We recently interviewed Yuko about her work on The Folio Society’s new collection of Japanese folk tales.

Street Child United World Cup

by Tim Vyner

On the topics of creative projects for a good cause, British illustrator and lecturer at Bath Spa University Tim Vyner has created a series of reportage illustrations of children playing football during the Street Child United World Cup. It’s an event that took place just before the World Cup which connects street children from across the globe to take part in their own international football tournament.

Tim drew a series of reportage illustrations on his iPad telling the stories of young children from 24 national teams playing football.

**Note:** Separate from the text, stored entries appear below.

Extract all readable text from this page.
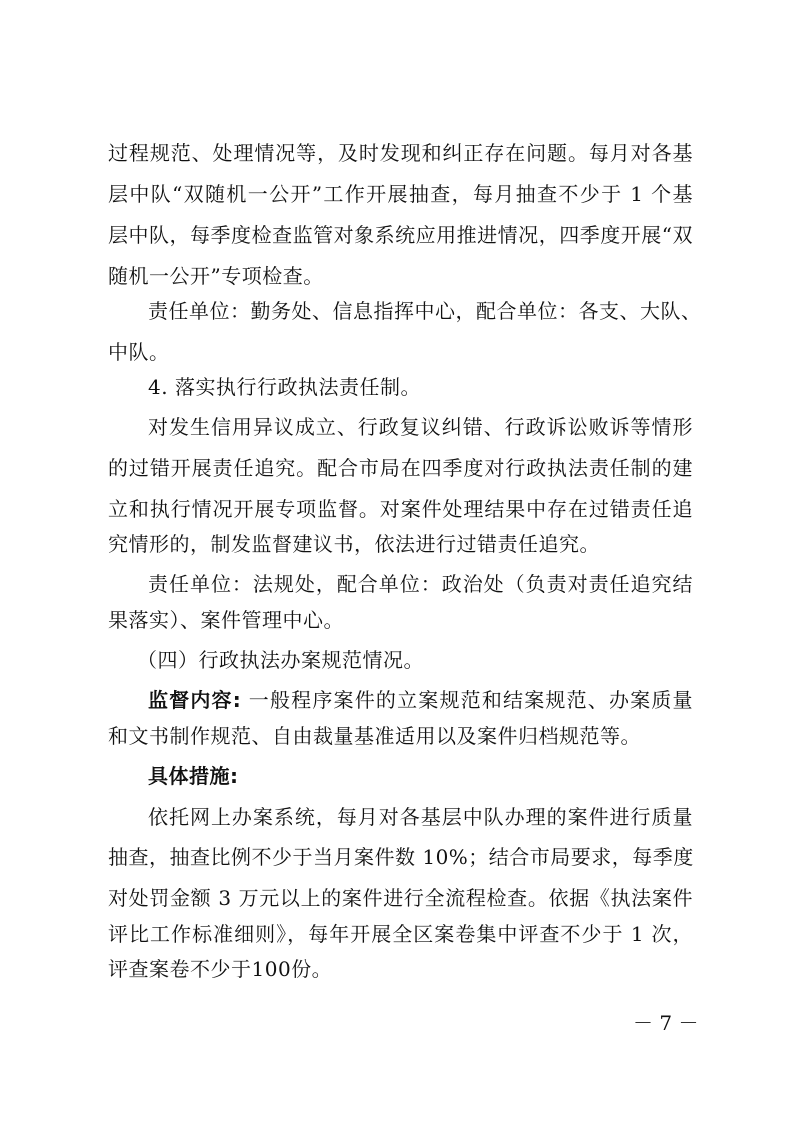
过程规范、处理情况等，及时发现和纠正存在问题。每月对各基
层中队“双随机一公开”工作开展抽查，每月抽查不少于 1 个基
层中队，每季度检查监管对象系统应用推进情况，四季度开展“双
随机一公开”专项检查。
责任单位：勤务处、信息指挥中心，配合单位：各支、大队、
中队。
4. 落实执行行政执法责任制。
对发生信用异议成立、行政复议纠错、行政诉讼败诉等情形
的过错开展责任追究。配合市局在四季度对行政执法责任制的建
立和执行情况开展专项监督。对案件处理结果中存在过错责任追
究情形的，制发监督建议书，依法进行过错责任追究。
责任单位：法规处，配合单位：政治处（负责对责任追究结
果落实）、案件管理中心。
（四）行政执法办案规范情况。
监督内容: 一般程序案件的立案规范和结案规范、办案质量
和文书制作规范、自由裁量基准适用以及案件归档规范等。
具体措施:
依托网上办案系统，每月对各基层中队办理的案件进行质量
抽查，抽查比例不少于当月案件数 10%；结合市局要求，每季度
对处罚金额 3 万元以上的案件进行全流程检查。依据《执法案件
评比工作标准细则》，每年开展全区案卷集中评查不少于 1 次，
评查案卷不少于100份。
－ 7 －
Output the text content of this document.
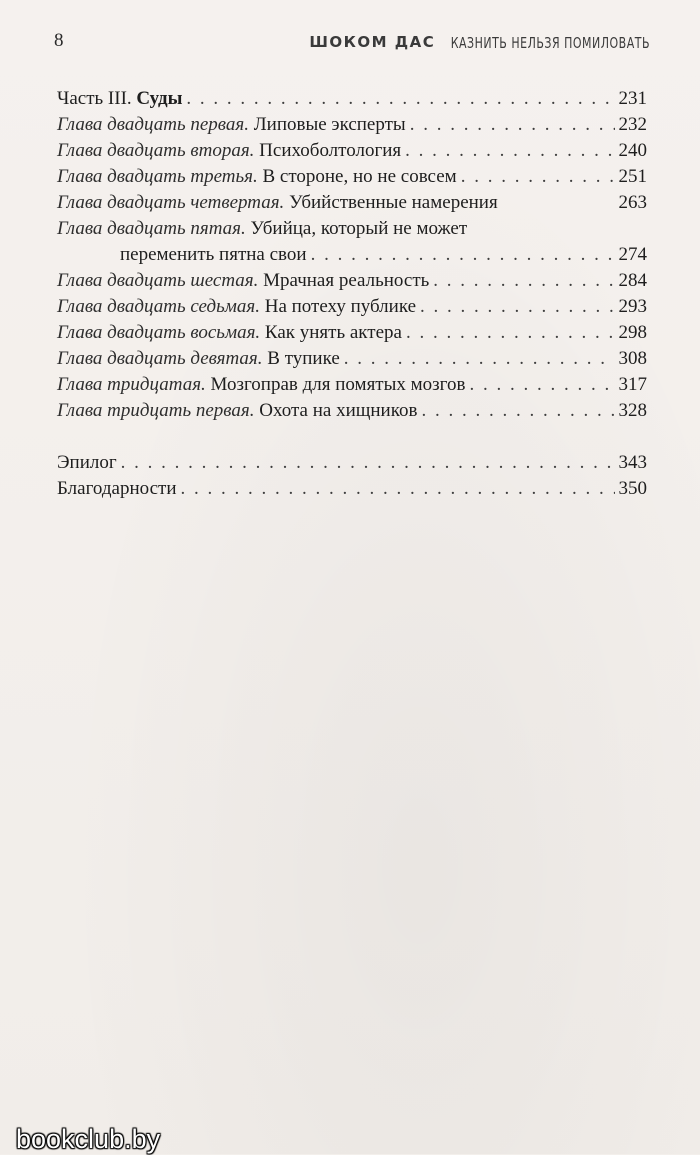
8	ШОКОМ ДАС КАЗНИТЬ НЕЛЬЗЯ ПОМИЛОВАТЬ
Часть III. Суды . . .	231
Глава двадцать первая. Липовые эксперты . . .	232
Глава двадцать вторая. Психоболтология . . .	240
Глава двадцать третья. В стороне, но не совсем . . .	251
Глава двадцать четвертая. Убийственные намерения	263
Глава двадцать пятая. Убийца, который не может
переменить пятна свои . . .	274
Глава двадцать шестая. Мрачная реальность . . .	284
Глава двадцать седьмая. На потеху публике . . .	293
Глава двадцать восьмая. Как унять актера . . .	298
Глава двадцать девятая. В тупике . . .	308
Глава тридцатая. Мозгоправ для помятых мозгов . . .	317
Глава тридцать первая. Охота на хищников . . .	328
Эпилог . . .	343
Благодарности . . .	350
bookclub.by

Here’s an animation showing his creative process of a team warming up before the game.

World Cup portraits

by Joe Waldron

Joe Waldron is a freelance illustrator in Bristol, represented by Jelly London, who creates editorial illustrations for a number of high profile publications, such as The Washington Post, The Telegraph and the Financial Times.

Using his signature angular characters, he’s put together this wonderful collage of football players ahead of the World Cup. His work has also been exhibited at The London Transport Museum, Jaguar Shoes & Urban Outfitters.